Security researchers have been observing the APT33 hackers shifting their targets from IT networks toward critical infrastructures, leading them to wonder if they are considering cyber attacks that would cause serious disruptions.
If so, it wouldn’t be the first time they’ve caused trouble, Iranian hackers have carried out some of the worst acts of cyber sabotage in recent years, taking out computer networks in the Middle East and at times impacting the US.
But their focus now seems to be on the physical control systems of industrial infrastructures – electric utilities, manufacturing plants and oil refineries.
Mutual Nation State Hacking
The notorious hacking group is known by other names, such as Elfin, Refined Kitten, Holmium. Their handiwork has been seen related to a data wiping attacks from malware named Shamoon. Last year, McAffee cautioned that a new version of Shamoon was conducting a new series of attacks destroying data, and it was alleged that APT33 was behind the attacks. FireEye research has also attributed Shapeshifter to APT33 in 2017.

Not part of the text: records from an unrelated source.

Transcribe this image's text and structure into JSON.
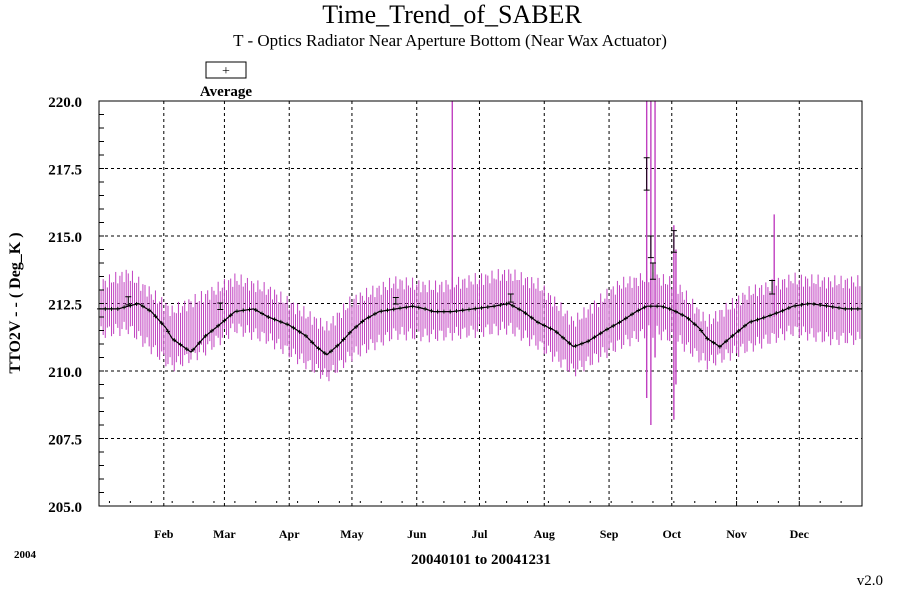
{
  "chart_data": {
    "type": "line",
    "title": "Time_Trend_of_SABER",
    "subtitle": "T - Optics Radiator Near Aperture Bottom (Near Wax Actuator)",
    "ylabel": "TTO2V  - - ( Deg_K )",
    "xlabel": "20040101 to 20041231",
    "year_label": "2004",
    "version": "v2.0",
    "legend": {
      "symbol": "+",
      "label": "Average",
      "placement": "top-left"
    },
    "ylim": [
      205.0,
      220.0
    ],
    "y_ticks": [
      "205.0",
      "207.5",
      "210.0",
      "212.5",
      "215.0",
      "217.5",
      "220.0"
    ],
    "x_ticks": [
      "Feb",
      "Mar",
      "Apr",
      "May",
      "Jun",
      "Jul",
      "Aug",
      "Sep",
      "Oct",
      "Nov",
      "Dec"
    ],
    "x_tick_days": [
      32,
      61,
      92,
      122,
      153,
      183,
      214,
      245,
      275,
      306,
      336
    ],
    "xlim_days": [
      1,
      366
    ],
    "grid": true,
    "colors": {
      "range": "#c040c0",
      "average": "#000000",
      "grid": "#000000"
    },
    "series": [
      {
        "name": "Average",
        "x_days": [
          1,
          10,
          15,
          20,
          26,
          33,
          36,
          45,
          52,
          60,
          66,
          75,
          82,
          92,
          100,
          105,
          110,
          116,
          122,
          128,
          135,
          143,
          151,
          157,
          161,
          170,
          180,
          190,
          197,
          204,
          211,
          219,
          228,
          235,
          243,
          250,
          258,
          263,
          265,
          270,
          274,
          277,
          282,
          288,
          292,
          298,
          304,
          312,
          320,
          327,
          333,
          341,
          350,
          358,
          366
        ],
        "y": [
          212.3,
          212.3,
          212.4,
          212.5,
          212.2,
          211.6,
          211.2,
          210.7,
          211.3,
          211.8,
          212.2,
          212.3,
          212.0,
          211.7,
          211.3,
          210.9,
          210.6,
          211.0,
          211.5,
          211.9,
          212.2,
          212.3,
          212.4,
          212.3,
          212.2,
          212.2,
          212.3,
          212.4,
          212.5,
          212.2,
          211.8,
          211.5,
          210.9,
          211.1,
          211.5,
          211.8,
          212.2,
          212.4,
          212.4,
          212.4,
          212.3,
          212.2,
          212.0,
          211.6,
          211.2,
          210.9,
          211.3,
          211.8,
          212.0,
          212.2,
          212.4,
          212.5,
          212.4,
          212.3,
          212.3
        ]
      },
      {
        "name": "Max",
        "x_days": [
          1,
          15,
          36,
          52,
          66,
          82,
          110,
          122,
          143,
          161,
          197,
          211,
          228,
          250,
          265,
          277,
          292,
          312,
          333,
          350,
          366
        ],
        "y": [
          213.2,
          213.6,
          212.2,
          212.8,
          213.4,
          213.0,
          211.6,
          212.6,
          213.3,
          213.1,
          213.6,
          213.2,
          211.8,
          213.2,
          213.5,
          213.2,
          211.8,
          212.9,
          213.4,
          213.3,
          213.3
        ]
      },
      {
        "name": "Min",
        "x_days": [
          1,
          15,
          36,
          52,
          66,
          82,
          110,
          122,
          143,
          161,
          197,
          211,
          228,
          250,
          265,
          277,
          292,
          312,
          333,
          350,
          366
        ],
        "y": [
          211.4,
          211.6,
          210.2,
          210.8,
          211.6,
          211.2,
          209.8,
          210.6,
          211.4,
          211.3,
          211.6,
          211.0,
          210.0,
          211.0,
          211.5,
          211.2,
          210.3,
          210.9,
          211.5,
          211.2,
          211.2
        ]
      }
    ],
    "spikes": [
      {
        "day": 170,
        "y_min": 212.5,
        "y_max": 220.0
      },
      {
        "day": 263,
        "y_min": 209.0,
        "y_max": 220.0
      },
      {
        "day": 265,
        "y_min": 208.0,
        "y_max": 220.0
      },
      {
        "day": 267,
        "y_min": 210.5,
        "y_max": 220.0
      },
      {
        "day": 276,
        "y_min": 208.2,
        "y_max": 215.4
      },
      {
        "day": 277,
        "y_min": 209.5,
        "y_max": 214.5
      },
      {
        "day": 324,
        "y_min": 212.0,
        "y_max": 215.8
      }
    ],
    "error_bars": [
      {
        "day": 15,
        "y": 212.6,
        "err": 0.15
      },
      {
        "day": 59,
        "y": 212.4,
        "err": 0.12
      },
      {
        "day": 143,
        "y": 212.6,
        "err": 0.12
      },
      {
        "day": 198,
        "y": 212.7,
        "err": 0.15
      },
      {
        "day": 263,
        "y": 217.3,
        "err": 0.6
      },
      {
        "day": 265,
        "y": 214.6,
        "err": 0.4
      },
      {
        "day": 266,
        "y": 213.7,
        "err": 0.3
      },
      {
        "day": 276,
        "y": 214.8,
        "err": 0.4
      },
      {
        "day": 323,
        "y": 213.1,
        "err": 0.25
      }
    ]
  }
}
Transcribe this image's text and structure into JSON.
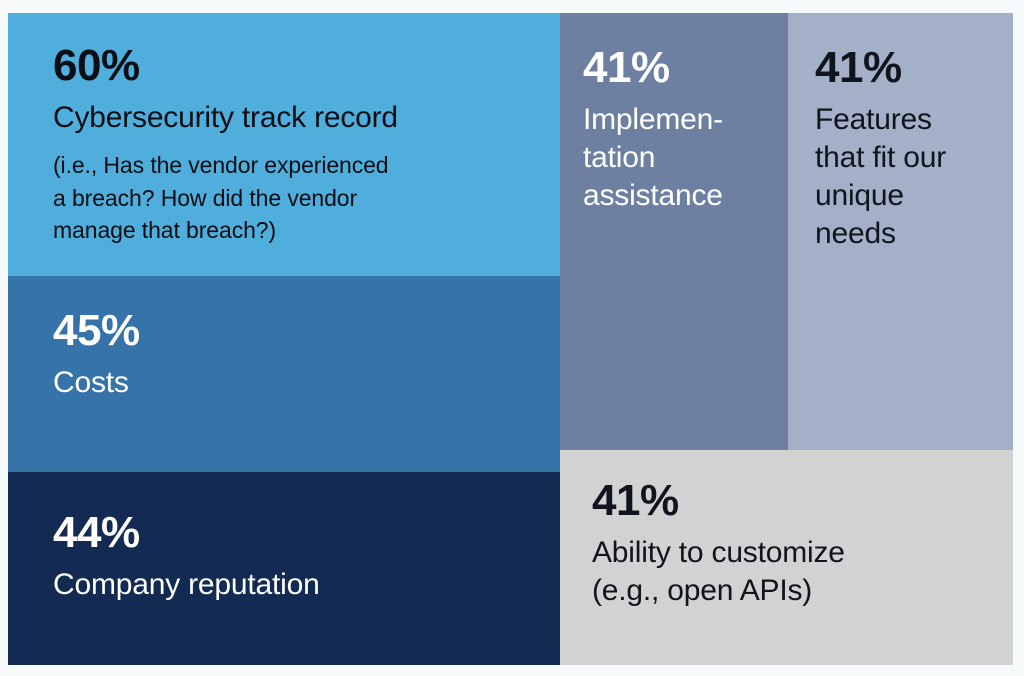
{
  "page": {
    "background_color": "#F7FAFB"
  },
  "chart_data": {
    "type": "treemap",
    "unit": "%",
    "legend": "none",
    "items": [
      {
        "id": "cybersecurity-track-record",
        "value": 60,
        "value_label": "60%",
        "label": "Cybersecurity track record",
        "note": "(i.e., Has the vendor experienced\na breach? How did the vendor\nmanage that breach?)",
        "color": "#4FAEDC",
        "text_color": "#0B0E14"
      },
      {
        "id": "costs",
        "value": 45,
        "value_label": "45%",
        "label": "Costs",
        "note": "",
        "color": "#3573A9",
        "text_color": "#FFFFFF"
      },
      {
        "id": "company-reputation",
        "value": 44,
        "value_label": "44%",
        "label": "Company reputation",
        "note": "",
        "color": "#132A52",
        "text_color": "#FFFFFF"
      },
      {
        "id": "implementation-assistance",
        "value": 41,
        "value_label": "41%",
        "label": "Implemen-\ntation\nassistance",
        "note": "",
        "color": "#6D80A1",
        "text_color": "#FFFFFF"
      },
      {
        "id": "features-that-fit-our-unique-needs",
        "value": 41,
        "value_label": "41%",
        "label": "Features\nthat fit our\nunique\nneeds",
        "note": "",
        "color": "#A3B0C8",
        "text_color": "#10141C"
      },
      {
        "id": "ability-to-customize",
        "value": 41,
        "value_label": "41%",
        "label": "Ability to customize\n(e.g., open APIs)",
        "note": "",
        "color": "#D2D2D2",
        "text_color": "#10141C"
      }
    ]
  }
}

Nation state hacking goes both ways. In 2009-2010, the US and Israel together coordinated Stuxnet, a piece of malware that was launched against Iranian nuclear centrifuges. Russia in December of 2016 used Industroyer, aka Crash Override, malware against Ukraine, causing a blackout. Two years ago in 2017, Triton (aka Trisis) struck a Saudi Arabian oil refinery. The intent behind this attack particularly aimed at causing personal harm to people along with disrupting operations in the plants.
To date, Iran hasn’t been identified as a party behind these ICS attacks, but indicators reveal they could be leading up to such an action. Far more common than these destructive attacks is espionage. Most nation states are engaged in cyberspying on a regular basis. Perhaps reconnaissance is Iran’s goal instead of something more destructive, but once hackers invade a system to spy, it doesn’t require much more to launch a damaging attack.
Virsec Co-Founder and COO Ray DeMeo Reflects on Threats to ICS
“There’s a common misconception that OT systems are less vulnerable to attack that IT systems. It’s not necessary to hack physical equipment to cause disruption or damage to industrial equipment. The control system (SCADA and others) are largely run on conventional Windows machines and vulnerable to a wide range of external, supply chain and insider attacks. We’ve seen repeatedly, with attacks from Stuxnet to Triton/Trisis, that fileless, and in-memory attacks can take hijack the control systems, and then easily bring down physical industrial equipment. The ICS industry needs a serious wakeup call to take these threats more seriously, and rapidly implement stronger security across their entire IT/OT stacks.”